Of the many books my mother read to me as a child, The Water Babies, by Charles Kingsley was one of my favorite. The story terrified me, and yet I couldn't get enough of it. I'd wince each time the cruel Mr. Grimes beat Tom, the little chimney sweep. Eyes wide and breath held, I'd pull the quilt around my face and urge Mom to continue. "Are you sure?" she'd ask. I'd nod, and she'd continue reading.
Initially Mom read from a colorful picture book, but around my seventh birthday the pictures were exchanged for Kingsley's original prose. These tattered and creased books now sit in the bookcase closest to my writing desk, between Isabel Allende's, House of Spirits and Oscar Wilde's, The Picture of Dorian Gray.
To this day, any woman who slightly resembles Mrs. Be-done-by-as-you-did, sends a wisp of a shiver up the back of my neck. Luckily, black-caped-stern-faced-spectacle-wearing-fairies, are somewhat of a rare commodity in my neighborhood.
The brilliant film, Pan's Labyrinth, written and directed by Guillermo del Torro, evokes the same sense of anxiety along my neck as Kingsley's children's story. The threatened child, invited to enter a different world, marked with challenges, temptations, and the flirtation of death. The perfect Hero's Journey.
Charles Kingsley was an Anglican clergyman, university professor and writer who lived during the Victorian Era. This was a time of great positive growth juxtaposed by extreme poverty and much needed social change, particularly in the area of child labor laws. Children aged eight, and often younger, were sent out to find work. Many became chimney sweeps, like the character Tom from The Water Babies. The cruel and often tragic fates of these young children were brought to life by authors such as Kingsley and Charles Dickens.

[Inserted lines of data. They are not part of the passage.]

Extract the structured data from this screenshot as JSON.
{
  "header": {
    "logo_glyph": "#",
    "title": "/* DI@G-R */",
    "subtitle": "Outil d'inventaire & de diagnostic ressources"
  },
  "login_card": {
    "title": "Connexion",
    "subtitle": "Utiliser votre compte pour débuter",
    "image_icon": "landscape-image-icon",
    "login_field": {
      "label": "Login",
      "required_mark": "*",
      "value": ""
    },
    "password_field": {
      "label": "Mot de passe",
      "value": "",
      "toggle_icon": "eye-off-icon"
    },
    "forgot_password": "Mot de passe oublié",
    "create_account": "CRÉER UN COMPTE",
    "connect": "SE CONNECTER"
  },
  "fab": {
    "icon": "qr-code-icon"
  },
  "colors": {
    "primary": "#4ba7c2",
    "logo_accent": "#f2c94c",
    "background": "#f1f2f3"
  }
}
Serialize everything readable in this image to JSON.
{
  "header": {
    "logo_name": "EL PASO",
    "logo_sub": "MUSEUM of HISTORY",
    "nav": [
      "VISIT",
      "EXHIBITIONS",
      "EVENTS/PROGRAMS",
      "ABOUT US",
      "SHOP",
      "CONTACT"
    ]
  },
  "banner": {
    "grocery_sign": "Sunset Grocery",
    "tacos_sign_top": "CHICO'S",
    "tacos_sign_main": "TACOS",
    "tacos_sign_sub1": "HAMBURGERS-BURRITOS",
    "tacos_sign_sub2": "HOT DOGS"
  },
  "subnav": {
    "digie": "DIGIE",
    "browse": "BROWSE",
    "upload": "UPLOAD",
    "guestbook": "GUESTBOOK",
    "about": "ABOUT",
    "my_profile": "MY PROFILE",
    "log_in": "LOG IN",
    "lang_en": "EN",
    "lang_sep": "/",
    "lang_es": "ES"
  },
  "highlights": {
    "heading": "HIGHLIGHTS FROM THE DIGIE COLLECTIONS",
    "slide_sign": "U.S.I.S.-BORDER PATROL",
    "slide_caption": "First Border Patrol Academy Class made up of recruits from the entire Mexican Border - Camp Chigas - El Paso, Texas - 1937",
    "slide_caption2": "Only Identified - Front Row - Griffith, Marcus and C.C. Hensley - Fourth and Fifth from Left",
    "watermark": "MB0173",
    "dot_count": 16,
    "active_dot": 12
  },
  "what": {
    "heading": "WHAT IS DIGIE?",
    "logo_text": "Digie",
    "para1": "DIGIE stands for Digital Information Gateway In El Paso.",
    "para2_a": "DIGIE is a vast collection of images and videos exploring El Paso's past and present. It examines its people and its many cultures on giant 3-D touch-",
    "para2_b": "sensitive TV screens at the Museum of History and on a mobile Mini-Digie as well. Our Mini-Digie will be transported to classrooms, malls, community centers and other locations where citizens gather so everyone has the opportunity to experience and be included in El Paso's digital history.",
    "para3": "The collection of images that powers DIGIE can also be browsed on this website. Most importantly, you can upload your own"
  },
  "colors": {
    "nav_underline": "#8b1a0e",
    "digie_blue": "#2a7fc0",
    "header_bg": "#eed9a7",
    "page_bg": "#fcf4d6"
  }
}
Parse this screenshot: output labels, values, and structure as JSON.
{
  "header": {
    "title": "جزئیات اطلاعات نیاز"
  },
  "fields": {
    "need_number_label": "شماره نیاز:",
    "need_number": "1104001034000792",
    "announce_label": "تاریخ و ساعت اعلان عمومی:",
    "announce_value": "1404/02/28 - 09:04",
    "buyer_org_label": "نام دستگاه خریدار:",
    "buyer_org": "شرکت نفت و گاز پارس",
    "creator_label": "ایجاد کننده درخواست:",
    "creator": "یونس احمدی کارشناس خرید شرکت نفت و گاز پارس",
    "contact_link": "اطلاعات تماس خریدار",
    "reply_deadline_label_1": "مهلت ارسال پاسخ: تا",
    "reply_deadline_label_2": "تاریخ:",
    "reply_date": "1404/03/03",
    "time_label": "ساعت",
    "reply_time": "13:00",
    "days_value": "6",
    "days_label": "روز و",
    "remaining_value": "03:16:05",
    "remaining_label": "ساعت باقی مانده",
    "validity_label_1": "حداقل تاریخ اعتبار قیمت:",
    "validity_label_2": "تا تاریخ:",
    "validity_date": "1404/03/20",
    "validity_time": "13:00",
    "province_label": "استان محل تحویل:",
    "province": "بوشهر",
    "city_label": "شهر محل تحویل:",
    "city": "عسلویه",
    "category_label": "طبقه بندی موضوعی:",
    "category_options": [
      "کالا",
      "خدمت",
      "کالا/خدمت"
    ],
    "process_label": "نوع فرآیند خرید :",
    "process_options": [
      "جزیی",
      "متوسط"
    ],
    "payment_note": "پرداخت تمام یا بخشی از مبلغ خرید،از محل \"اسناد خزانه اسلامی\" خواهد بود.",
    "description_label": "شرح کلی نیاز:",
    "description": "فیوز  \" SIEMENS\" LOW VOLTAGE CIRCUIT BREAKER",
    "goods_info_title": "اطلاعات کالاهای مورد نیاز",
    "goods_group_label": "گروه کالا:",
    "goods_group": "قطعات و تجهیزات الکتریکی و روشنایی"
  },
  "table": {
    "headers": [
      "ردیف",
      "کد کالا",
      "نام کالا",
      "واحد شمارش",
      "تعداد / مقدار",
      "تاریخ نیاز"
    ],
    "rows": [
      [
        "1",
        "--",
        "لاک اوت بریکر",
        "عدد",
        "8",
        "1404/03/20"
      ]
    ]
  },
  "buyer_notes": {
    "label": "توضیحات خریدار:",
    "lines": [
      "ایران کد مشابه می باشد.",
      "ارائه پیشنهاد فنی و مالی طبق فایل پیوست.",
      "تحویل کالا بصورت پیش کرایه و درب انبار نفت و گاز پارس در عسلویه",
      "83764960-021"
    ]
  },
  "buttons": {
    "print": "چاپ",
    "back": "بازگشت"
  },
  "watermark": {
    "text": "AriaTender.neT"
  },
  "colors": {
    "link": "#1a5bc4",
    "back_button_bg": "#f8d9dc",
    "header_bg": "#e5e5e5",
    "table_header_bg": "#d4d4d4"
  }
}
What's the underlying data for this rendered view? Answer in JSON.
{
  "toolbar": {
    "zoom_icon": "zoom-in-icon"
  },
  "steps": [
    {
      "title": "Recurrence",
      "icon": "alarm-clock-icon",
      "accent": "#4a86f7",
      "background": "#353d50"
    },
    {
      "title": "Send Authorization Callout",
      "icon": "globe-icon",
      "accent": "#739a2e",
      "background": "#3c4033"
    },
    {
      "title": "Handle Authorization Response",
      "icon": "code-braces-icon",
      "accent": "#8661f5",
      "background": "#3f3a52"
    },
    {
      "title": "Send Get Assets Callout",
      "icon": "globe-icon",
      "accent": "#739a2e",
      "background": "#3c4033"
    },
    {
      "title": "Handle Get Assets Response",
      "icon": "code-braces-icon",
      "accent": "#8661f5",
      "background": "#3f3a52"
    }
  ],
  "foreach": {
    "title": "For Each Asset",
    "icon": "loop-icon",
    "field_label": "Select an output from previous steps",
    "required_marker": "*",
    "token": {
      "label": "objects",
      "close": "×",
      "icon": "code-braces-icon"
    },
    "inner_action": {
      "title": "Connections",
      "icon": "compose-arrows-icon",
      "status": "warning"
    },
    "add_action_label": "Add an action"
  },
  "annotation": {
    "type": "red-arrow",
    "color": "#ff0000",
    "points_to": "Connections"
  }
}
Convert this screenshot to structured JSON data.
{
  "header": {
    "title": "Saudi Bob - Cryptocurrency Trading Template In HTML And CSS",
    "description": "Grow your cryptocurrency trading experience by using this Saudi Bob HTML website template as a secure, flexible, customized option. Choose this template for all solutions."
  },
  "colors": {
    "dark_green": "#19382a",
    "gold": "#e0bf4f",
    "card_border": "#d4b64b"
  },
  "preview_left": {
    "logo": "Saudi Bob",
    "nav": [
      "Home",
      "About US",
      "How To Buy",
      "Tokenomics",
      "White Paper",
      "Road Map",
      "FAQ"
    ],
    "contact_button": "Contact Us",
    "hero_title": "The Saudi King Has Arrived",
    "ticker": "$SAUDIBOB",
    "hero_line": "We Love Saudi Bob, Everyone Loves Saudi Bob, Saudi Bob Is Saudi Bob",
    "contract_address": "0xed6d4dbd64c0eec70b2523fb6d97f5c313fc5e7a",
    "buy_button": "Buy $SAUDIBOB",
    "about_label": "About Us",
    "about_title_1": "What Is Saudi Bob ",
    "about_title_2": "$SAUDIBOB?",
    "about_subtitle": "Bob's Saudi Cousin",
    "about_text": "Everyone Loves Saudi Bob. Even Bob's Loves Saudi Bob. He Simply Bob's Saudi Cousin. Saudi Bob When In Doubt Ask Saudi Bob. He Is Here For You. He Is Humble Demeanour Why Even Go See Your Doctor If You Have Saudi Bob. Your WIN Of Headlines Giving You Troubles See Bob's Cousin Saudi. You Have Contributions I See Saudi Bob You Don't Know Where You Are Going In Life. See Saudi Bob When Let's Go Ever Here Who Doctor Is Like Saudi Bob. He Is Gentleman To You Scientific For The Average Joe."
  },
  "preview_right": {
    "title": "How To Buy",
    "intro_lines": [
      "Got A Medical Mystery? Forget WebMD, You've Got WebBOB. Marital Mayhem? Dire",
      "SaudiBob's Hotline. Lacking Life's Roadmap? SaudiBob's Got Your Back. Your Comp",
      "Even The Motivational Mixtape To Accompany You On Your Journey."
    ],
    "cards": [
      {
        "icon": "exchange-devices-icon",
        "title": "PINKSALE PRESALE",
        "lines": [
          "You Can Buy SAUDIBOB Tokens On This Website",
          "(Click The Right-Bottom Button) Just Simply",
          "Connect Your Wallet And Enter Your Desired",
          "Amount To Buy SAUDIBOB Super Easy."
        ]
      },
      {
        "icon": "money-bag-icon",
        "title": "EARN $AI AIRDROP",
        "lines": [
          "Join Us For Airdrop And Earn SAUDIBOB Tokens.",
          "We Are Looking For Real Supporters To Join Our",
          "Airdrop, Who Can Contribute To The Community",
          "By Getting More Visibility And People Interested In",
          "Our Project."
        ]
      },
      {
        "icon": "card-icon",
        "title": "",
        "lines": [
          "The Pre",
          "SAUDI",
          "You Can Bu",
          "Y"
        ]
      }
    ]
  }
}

The cravat-wearing educated men and bejeweled literate ladies of Victorian London could no longer hide behind a lace handkerchief. The invention of the steam-powered printing press opened up the field of journalism, and stories of the impoverished members of society came alive on the pages of popular novels. Readers began asking questions, and the answers were not always pretty.
While Lewis Carroll beckoned readers into the world of fantasy with Alice's Adventures in Wonderland, across the channel, Jules Verne wrote of exploration and science fiction. In the United States, Edgar Allan Poe ensnared his readers on journeys into the darkest alleys of their psyche. The age of the novel had arrived. Truths were told, often under the guise of fiction.
A wisp of a shiver still surfaces when I think of dirty-faced little Tom being struck by Grimes, or a one-eyed fairy-eating villain chasing a little girl. Such is the way of good stories; they linger and haunt us. The books Mom read to me over and over again, and the many times Dad sang Puff the Magic Dragon, introduced me to the wonderful world of fantasy. I consider this my greatest inheritance, a remarkable and life-changing gift.
My husband and I chose to homeschool our two sons during their elementary school years. This was partly due to my observations regarding the amount of knowledge children absorb when they are read stories. Regarding our own sons, I found that long after the fictional stories turned to non-fiction, and kitchen science morphed into lab work, their love of learning grew brighter within and continues to do so. Reading to children is the gift that keeps on giving.
The genre of fantasy taught me, from a young age, that the call to adventure awaits us all. Do we accept the opportunity knowing dark shadows lurk in the path ahead? Or do we shake our heads, step back, and linger in the safety of familiarity? The choice is ours to make. So often real-life imitates fiction, but in the end, even the scary Mrs. Be-done-by-as-you-did mirrored the faces of courage, forgiveness and love.